Customer Acquisition vs. Retention and the Brand Experience

Feature image (c) University of Liverpool. CC BY-SA 2.0.

Last month the special introductory rate on my internet service expired. So last week I called my provider about switching to a new plan. The gentleman I spoke with gave me three options and I told him I’d need to speak with the wife and get back to them.

This week I followed up with my service provider and got routed to the sales department. I told the woman on the line about the three options I was given last week. None of the plans she was giving me matched those options.

“Are you sure?” I asked in frustration.

“Yes Mr. Ron.” (I told her that I prefer to go by Ron, so she switched from calling me Mr. Dawson to Mr. Ron. Go figure.)

“But I just spoke with the guy 6 days ago. I specifically said I would call back.”

“Yes, I see that in your notes Mr. Ron. But it’s possible those plans are no longer available.”

“Well, can I speak with a supervisor then.”

“Um, okay. Hold on.”

A few minutes pass.

“Hello, Mr. Ron?”

“You can just call me Ron. But, yes?”

“I will have to transfer you to our retention department. Okay?”

“Sure. Whatever.”

“Thank you for calling [Company Name]. You have a wonderful day.”

“We shall see.”

So I get transferred to “the retention department” which is just the main friggin’ menu. (She must have pushed the wrong button.) This time instead of hitting the “new service” option, I hit the “cancelling or downgrading” option. That apparently leads to the retention department.

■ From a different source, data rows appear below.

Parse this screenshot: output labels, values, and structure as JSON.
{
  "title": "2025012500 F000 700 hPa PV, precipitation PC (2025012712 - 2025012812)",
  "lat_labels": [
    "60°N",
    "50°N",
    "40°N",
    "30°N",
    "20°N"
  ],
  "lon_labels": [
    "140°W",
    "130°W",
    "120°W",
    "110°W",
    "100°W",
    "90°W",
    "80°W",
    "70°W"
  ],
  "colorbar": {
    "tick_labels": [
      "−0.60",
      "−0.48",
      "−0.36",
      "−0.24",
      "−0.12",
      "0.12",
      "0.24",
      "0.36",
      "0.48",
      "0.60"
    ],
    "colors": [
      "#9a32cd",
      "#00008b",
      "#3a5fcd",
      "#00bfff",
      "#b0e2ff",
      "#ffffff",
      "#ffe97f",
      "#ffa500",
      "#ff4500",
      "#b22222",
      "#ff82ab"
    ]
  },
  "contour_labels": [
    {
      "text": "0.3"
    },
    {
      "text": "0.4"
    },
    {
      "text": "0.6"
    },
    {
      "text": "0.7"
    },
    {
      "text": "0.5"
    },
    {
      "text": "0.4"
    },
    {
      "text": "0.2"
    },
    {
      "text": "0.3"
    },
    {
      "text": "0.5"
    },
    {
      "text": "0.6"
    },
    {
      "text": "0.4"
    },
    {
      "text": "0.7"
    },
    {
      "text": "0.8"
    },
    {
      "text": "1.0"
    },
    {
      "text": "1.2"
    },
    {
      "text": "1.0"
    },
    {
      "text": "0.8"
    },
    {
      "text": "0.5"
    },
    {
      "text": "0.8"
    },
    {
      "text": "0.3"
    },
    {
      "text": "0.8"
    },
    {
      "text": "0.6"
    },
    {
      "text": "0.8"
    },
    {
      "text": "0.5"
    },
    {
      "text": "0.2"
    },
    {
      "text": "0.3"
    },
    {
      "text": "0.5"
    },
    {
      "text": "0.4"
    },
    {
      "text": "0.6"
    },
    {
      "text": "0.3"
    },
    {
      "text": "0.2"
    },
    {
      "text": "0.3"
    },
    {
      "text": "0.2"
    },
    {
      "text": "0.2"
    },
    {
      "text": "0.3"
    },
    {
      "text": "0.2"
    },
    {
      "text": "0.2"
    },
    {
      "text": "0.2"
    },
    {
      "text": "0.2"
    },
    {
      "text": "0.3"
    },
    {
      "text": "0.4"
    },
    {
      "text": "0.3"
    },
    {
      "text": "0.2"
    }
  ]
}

The retention rep got on the line, and from the very first sentence I could tell I was dealing with a completely different caliber of person. There is no real diplomatic way to say this, but let’s just say his diction, eloquence, and demeanor were significantly more advanced than the “Mr. Ron” lady. (FWIW, the “Mr. Ron” lady was NOT a foreigner, in case you’re wondering.) Mr. Retention Guy quoted me the exact same packages the guy did from last week, without even looking up my record. WTF. He was pleasant to speak with, called me just Ron, and answered all of my questions. I swear, it was like talking to a completely different company.

Sales vs. Retention

I get what’s going on here. They use the less trained and lower paid employees in the sales department; employees who basically only have the skillset to read pre-written scripts (which was pretty much what Mr. Ron Lady did). But if they could possibly lose a customer, they bring out the “big guns” and utilize better packages and employees who have a greater command of the language and are capable of making decisions on the fly.

As I was mentioning earlier this week, the brand experience starts even before a customer becomes a customer. I understand the need to retain customers, but my guess is that because this particular company pretty much has a monopoly in my area, they can afford to invest less in getting new clients vs. keeping current ones. That is just one of the reasons good, strong competition is healthy for business.

What is your sales process like? Do you invest as much in getting new clients as retaining your current ones? What kind of processes do you put in place to retain your current clients (e.g. emailing them periodically so they don’t forget about you; giving them incentives; etc.) From soup to nuts, are you ensuring the experience you provide is congruous with the brand you want to convey?